Walter Conrad (Politiker, 1892)
Walter Conrad (* 30. Januar 1892 in Barby; † 9. Juli 1970 in West-Berlin) war ein deutscher Verwaltungsjurist und Politiker (FDP).
Leben
Nach dem Besuch eines Berliner Gymnasiums studierte Conrad ab 1910 an der Universität Berlin Rechts- und Staatswissenschaften. Von 1914 bis 1918 leistete er Kriegsdienst im Ersten Weltkrieg. 1919 wurde er zum Dr. jur. promoviert. Von 1919 bis 1930 war er Mitglied der Deutschen Volkspartei (DVP).
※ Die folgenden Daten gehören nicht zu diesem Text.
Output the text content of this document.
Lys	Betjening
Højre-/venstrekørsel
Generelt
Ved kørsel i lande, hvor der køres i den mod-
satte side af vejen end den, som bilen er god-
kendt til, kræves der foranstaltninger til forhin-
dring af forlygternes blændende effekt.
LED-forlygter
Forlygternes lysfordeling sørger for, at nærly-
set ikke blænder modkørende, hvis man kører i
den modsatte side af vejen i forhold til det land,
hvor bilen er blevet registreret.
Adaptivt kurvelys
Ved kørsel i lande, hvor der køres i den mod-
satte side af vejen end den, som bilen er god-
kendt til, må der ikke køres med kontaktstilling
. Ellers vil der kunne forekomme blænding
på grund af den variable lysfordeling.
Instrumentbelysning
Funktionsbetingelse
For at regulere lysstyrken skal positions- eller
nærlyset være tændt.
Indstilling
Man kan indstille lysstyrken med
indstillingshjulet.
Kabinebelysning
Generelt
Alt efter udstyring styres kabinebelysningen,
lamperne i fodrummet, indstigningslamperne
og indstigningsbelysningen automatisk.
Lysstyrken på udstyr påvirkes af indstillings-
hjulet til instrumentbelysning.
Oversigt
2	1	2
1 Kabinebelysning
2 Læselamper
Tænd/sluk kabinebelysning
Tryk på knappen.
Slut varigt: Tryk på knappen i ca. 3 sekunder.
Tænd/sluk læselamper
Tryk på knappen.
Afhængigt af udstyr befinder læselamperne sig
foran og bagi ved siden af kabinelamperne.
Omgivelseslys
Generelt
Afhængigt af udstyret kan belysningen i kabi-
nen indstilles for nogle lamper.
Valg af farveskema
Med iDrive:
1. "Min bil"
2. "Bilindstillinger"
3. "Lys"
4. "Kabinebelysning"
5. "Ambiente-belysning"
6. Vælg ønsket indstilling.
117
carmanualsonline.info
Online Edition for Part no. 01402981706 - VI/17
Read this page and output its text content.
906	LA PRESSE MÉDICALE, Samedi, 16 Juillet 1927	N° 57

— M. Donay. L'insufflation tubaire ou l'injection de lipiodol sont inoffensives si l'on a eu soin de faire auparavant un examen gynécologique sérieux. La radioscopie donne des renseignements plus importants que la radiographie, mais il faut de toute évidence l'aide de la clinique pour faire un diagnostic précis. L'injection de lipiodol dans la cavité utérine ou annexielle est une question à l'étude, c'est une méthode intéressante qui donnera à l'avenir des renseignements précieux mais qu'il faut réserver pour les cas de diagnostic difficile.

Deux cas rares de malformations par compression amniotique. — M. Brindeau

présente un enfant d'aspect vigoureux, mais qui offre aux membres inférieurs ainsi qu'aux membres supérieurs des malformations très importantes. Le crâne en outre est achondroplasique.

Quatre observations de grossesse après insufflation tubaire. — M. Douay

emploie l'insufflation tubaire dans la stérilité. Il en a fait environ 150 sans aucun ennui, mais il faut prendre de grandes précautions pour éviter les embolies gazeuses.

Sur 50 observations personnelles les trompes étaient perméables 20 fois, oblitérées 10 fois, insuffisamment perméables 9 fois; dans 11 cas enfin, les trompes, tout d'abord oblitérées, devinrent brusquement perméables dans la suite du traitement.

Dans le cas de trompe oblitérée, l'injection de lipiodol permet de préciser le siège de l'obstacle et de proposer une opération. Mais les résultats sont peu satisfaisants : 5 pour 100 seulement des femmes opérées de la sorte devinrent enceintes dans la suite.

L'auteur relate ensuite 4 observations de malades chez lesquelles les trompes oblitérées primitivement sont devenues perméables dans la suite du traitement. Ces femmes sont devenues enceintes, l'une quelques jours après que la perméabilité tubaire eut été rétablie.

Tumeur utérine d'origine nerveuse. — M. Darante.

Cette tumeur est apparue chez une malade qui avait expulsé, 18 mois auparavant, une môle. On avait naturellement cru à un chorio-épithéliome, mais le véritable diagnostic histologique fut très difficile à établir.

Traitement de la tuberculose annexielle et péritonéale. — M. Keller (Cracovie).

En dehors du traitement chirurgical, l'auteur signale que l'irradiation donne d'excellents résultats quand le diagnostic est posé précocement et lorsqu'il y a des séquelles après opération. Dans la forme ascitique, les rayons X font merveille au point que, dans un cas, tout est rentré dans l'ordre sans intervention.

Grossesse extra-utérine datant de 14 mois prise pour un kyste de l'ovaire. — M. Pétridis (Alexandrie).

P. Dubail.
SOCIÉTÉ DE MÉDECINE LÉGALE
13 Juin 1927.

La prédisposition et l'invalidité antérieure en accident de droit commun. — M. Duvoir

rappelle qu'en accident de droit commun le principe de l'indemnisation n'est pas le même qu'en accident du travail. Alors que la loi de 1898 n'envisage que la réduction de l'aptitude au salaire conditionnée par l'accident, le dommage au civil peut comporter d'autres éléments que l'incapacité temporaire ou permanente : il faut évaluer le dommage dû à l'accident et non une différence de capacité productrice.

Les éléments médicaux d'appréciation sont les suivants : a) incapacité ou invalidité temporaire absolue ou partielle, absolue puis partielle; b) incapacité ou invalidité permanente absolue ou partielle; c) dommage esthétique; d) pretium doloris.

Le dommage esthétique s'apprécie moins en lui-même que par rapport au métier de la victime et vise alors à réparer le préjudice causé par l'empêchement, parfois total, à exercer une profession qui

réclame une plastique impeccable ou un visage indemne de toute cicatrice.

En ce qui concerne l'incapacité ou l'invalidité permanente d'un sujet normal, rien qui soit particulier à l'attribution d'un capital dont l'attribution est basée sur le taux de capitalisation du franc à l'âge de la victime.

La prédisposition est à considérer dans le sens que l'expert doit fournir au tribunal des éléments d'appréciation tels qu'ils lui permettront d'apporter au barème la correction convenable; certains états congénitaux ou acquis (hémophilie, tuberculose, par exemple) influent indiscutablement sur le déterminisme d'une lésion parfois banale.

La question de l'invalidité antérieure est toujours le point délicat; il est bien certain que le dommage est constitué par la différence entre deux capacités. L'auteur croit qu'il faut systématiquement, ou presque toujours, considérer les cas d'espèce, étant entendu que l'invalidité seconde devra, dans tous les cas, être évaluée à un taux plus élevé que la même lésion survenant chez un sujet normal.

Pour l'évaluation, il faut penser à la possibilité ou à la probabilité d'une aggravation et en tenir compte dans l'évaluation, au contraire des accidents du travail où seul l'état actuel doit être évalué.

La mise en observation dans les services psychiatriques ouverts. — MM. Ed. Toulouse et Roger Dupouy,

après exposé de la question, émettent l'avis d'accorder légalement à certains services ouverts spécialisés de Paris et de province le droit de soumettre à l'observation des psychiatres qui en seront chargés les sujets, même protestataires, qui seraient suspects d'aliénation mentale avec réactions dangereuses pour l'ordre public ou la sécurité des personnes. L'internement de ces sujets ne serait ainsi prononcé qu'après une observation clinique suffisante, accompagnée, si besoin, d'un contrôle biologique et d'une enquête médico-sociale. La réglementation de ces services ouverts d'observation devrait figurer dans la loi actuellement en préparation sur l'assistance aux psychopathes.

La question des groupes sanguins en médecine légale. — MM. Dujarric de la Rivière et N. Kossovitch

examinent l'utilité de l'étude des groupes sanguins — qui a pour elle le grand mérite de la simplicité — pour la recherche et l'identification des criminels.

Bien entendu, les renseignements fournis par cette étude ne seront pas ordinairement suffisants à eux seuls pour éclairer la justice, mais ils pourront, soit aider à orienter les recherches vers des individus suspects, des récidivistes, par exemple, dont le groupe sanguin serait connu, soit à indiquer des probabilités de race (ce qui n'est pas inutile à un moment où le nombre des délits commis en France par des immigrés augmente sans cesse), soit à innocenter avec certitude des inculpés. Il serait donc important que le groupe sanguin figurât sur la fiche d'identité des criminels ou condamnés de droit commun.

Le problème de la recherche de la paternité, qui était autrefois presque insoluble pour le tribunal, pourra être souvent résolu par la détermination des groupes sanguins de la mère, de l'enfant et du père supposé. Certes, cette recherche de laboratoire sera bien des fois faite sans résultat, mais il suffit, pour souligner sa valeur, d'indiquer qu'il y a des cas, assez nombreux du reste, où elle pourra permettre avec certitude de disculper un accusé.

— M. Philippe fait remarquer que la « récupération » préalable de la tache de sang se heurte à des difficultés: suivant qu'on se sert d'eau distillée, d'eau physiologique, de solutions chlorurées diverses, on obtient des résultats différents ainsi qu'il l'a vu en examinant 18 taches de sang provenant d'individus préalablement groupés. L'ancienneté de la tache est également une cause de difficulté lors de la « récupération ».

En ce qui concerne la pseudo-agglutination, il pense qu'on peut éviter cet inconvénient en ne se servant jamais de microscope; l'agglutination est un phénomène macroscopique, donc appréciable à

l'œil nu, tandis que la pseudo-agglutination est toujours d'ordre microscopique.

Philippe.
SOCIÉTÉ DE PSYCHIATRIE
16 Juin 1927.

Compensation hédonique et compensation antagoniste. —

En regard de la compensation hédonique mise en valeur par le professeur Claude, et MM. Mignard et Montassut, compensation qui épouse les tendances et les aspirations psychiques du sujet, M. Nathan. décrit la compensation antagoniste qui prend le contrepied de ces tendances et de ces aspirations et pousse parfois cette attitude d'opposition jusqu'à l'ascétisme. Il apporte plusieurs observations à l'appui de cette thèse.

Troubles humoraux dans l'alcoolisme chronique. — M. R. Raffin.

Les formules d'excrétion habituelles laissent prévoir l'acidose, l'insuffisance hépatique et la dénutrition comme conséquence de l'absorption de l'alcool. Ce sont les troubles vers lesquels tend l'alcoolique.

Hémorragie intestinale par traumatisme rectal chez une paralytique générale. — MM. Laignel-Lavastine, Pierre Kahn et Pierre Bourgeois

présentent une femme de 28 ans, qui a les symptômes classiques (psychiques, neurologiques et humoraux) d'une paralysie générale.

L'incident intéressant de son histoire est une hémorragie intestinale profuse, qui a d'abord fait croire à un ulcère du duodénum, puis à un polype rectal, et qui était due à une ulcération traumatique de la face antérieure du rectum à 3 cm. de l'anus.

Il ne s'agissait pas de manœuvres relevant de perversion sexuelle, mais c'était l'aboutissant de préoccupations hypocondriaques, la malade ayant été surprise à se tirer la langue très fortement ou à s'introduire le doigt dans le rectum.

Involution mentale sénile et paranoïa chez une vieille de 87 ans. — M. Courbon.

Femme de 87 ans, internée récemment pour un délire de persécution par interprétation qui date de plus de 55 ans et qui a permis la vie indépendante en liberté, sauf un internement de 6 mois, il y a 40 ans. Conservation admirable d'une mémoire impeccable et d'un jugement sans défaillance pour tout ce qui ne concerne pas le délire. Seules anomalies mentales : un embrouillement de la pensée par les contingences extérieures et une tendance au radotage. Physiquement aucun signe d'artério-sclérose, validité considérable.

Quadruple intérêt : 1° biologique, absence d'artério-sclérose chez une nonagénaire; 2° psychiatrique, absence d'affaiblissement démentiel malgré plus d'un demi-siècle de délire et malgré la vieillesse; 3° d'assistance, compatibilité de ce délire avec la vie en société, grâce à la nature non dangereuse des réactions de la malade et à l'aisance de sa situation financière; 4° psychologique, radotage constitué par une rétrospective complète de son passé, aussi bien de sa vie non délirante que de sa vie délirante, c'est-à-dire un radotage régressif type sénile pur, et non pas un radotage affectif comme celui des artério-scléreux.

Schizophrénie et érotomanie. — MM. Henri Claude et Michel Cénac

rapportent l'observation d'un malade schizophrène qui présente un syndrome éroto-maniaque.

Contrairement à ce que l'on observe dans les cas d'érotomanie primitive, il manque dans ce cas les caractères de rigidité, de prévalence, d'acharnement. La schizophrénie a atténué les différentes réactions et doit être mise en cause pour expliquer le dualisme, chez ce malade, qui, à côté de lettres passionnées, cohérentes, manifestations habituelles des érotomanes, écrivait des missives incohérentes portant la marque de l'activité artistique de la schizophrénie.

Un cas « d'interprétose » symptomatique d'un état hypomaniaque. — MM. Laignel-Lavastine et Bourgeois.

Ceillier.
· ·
Seit 1922 war er im Preußischen Justizministerium, dann im Reichsinnenministerium tätig, war seit 1925 Regierungsrat, seit 1929 Oberregierungsrat und seit 1932 Reichsrundfunkkommissar. Als Kirchenreferent im Ministerium des Innern bis Februar 1934 war er maßgeblich an den Auseinandersetzungen zwischen Kirche und Staat beteiligt.[1] Von 1933 bis 1943 war er als Ministerialrat Vorsitzender bzw. stellvertretender Vorsitzender der deutschen Zentralgrenzkommission.
Nach dem Zweiten Weltkrieg wurde Conrad Mitglied der LDP. Von 1947 bis 1948 war er Senatspräsident am Oberlandesgericht Potsdam. 1948 wechselte er nach West-Berlin und zur FDP. Vom 7. Dezember 1948 bis 1949 war er Stadtrat und von 1951 bis 1954 Senator für Gesundheitswesen in Berlin. Am 29. September 1953 verstarb Berlins Regierender Bürgermeister Ernst Reuter (SPD). Mit seinem Tod zerbrach die Dreierkoalition aus SPD, CDU und FDP. Die SPD ging in die Opposition, CDU und FDP bildeten die neue Regierung. Walther Schreiber wurde neuer Regierender Bürgermeister, Conrad wurde zu seinem Stellvertreter (Bürgermeister von Berlin) und zum Gesundheitssenator gewählt.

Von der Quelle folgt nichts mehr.